Memories and photographs from survivors of St. Michael’s Residential School in Alert Bay line the walls of the Alberni Valley Museum as part of a new and powerful exhibit— Project of Heart and Speaking to Memory.
The exhibit is a combination between Speaking to Memory: Images and Voices from St. Michael’s Indian Residential School and the arts-based Project of Heart: Illuminating the Hidden History of Indian Residential Schools in BC.
The exhibit is put on through a collaboration between the museum, School District 70 (SD70) and the Nuu-Chah-Nulth Tribal Council education department. Every class in SD70 will have the opportunity to visit the museum and view the exhibit with Nuu-chah-nulth education workers. The museum visit is coupled with age-appropriate classroom learning that aims to build intercultural understanding, empathy and respect.
It acknowledges a time in Canada’s history when many young Indigenous children went away to residential schools, causing them to be separated from their families, their traditions, their language and their culture.
“[Speaking to Memory] is an absolutely amazing collection of photographs that were taken by a young student at St. Michael’s Residential School in Alert Bay from 1934 to 1944,” said Alberni Valley Museum coordinator Shelley Harding during the exhibit’s grand opening on March 5. “Her father sent her a camera and as far as they know it, it is one of the only collections of photographs taken by a student while a student at a residential school. It is pictures of her classmates and then coupled with that are interviews and statements from residential school survivors across the province.”
The Project of Heart exhibit is an interactive art project where SD70 students have the opportunity to give a message to residential school survivors during their visit to the museum. Students can write their message on a small paper tile that is stuck to a large poster board which will eventually be hung in each school.

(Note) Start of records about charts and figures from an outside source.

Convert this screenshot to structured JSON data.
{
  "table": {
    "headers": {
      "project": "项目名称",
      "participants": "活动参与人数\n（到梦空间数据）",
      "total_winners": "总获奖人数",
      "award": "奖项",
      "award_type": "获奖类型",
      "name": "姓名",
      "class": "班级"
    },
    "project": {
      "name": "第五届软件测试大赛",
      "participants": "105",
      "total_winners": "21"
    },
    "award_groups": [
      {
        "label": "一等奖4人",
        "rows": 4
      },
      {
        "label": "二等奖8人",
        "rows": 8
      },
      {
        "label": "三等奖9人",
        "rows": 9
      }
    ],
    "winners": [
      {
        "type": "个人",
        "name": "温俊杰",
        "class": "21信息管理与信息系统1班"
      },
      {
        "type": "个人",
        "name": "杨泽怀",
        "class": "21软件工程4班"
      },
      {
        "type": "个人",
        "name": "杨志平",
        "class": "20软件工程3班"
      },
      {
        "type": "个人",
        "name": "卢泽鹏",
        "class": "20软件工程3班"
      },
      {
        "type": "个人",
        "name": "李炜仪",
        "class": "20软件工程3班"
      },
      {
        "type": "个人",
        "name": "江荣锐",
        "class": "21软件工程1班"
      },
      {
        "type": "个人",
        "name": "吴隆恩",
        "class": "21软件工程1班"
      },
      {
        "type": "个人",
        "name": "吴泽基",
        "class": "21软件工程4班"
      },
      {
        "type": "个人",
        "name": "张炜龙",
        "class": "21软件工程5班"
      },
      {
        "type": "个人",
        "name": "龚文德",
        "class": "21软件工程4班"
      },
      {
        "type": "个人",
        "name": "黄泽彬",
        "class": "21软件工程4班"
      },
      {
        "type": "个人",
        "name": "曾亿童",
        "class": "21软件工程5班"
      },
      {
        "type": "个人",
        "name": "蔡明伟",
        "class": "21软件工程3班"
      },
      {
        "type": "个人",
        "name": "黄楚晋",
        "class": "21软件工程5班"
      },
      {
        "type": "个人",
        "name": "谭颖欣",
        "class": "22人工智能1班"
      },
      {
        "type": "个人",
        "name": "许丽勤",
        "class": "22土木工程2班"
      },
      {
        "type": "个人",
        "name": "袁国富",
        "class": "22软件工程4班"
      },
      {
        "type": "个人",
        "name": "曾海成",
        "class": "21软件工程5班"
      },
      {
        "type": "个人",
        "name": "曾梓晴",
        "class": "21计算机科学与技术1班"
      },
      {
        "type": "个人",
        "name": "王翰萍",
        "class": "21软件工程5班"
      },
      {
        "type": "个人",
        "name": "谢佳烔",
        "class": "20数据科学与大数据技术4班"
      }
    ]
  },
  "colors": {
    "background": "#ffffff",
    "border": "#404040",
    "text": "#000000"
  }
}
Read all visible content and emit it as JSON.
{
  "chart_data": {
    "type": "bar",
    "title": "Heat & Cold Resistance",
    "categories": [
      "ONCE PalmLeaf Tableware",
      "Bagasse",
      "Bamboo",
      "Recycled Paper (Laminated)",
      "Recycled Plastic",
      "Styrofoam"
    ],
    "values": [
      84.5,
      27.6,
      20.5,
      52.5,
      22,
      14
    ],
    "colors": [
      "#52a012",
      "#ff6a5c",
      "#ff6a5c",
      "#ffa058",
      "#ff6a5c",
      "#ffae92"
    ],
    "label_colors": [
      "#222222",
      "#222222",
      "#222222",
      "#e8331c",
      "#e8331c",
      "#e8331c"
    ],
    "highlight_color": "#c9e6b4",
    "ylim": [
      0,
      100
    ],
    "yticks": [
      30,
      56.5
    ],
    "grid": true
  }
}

“[Students] are seeing the faces of students who were in the residential school. We can read about it in a story, we can know that there was residential schools but these are the faces of the people and these are their actual words and their memories,” Harding said. “Such a high number of our population, of our citizens, have struggled through being forced into residential schools …and that is not what students in our public system know today. It’s important to hear also from survivors who are coming to them and telling their stories and memories.”
For the past several years, the exhibit has been travelling around the province to each school district to engage students in the issues that came from residential schools, reconciliation and to develop a sense of empathy in sending messages to survivors.
Dave Maher, SD70 principle of Indigenous education, said one of the goals of the Indigenous Education Program within SD70 is to have district-wide opportunities for all students and teachers to engage in learning surrounding reconciliation, as well as Nuu-chah-nulth and Indigenous worldviews.
“This [exhibit] was an easy one to say yes to because it’s a great opportunity to have everyone in our district engage in that type of learning,” Maher said. “It is only in acknowledging the past that we can move forward in a positive way so this is the experience that we’re bringing to our students here in SD70.”
Maher said in conjunction with learning from the exhibit, classroom teachings will occur for each grade. He said younger students will learn about the importance of home, family, the relationship to the land and the exploration of loss.
“In the older grades we get a little bit more historically based, still looking at what is the importance of family, what is the importance of language, cultures, traditions within our family and then what happens when that’s taken away,” Maher said. “Then the high school level is fact-based, history-based and they do work specifically surrounding the survivor accounts.”
Tseshaht elder Willard Gallic said the exhibit is an important way to tell the story of a dark time in the province’s and Port Alberni’s history.
“[The Alberni Indian Residential School] was built right here on our reserve without our consent. They just built it and went and grabbed all the kids, literally grabbed them,” Gallic said. “It’s not a very happy history, we’d like to leave it behind and start a new beginning and that’s what truth and reconciliation is all about—a new beginning. Some hurts are hard to let go. But we are moving on and things are getting better.”
Newly-elected Nuu-chah-nulth Tribal Council Vice-President Mariah Charleson said she was thrilled to see residential school students’ voices highlighted at the museum.
“I’m 32 years old and I was amongst the very first generation of people to not attend the Indian residential school in the community of Hot Spring Cove,” Charleson said. “I saw firsthand what the backlash and the inter-generational impacts that these federally-funded institutions had on their people and continue to have. The final school didn’t close until 1996 and it wasn’t until 2008 that we heard a public apology made from one of our old prime ministers—Stephen Harper.”
The exhibit is available for viewing until May 8.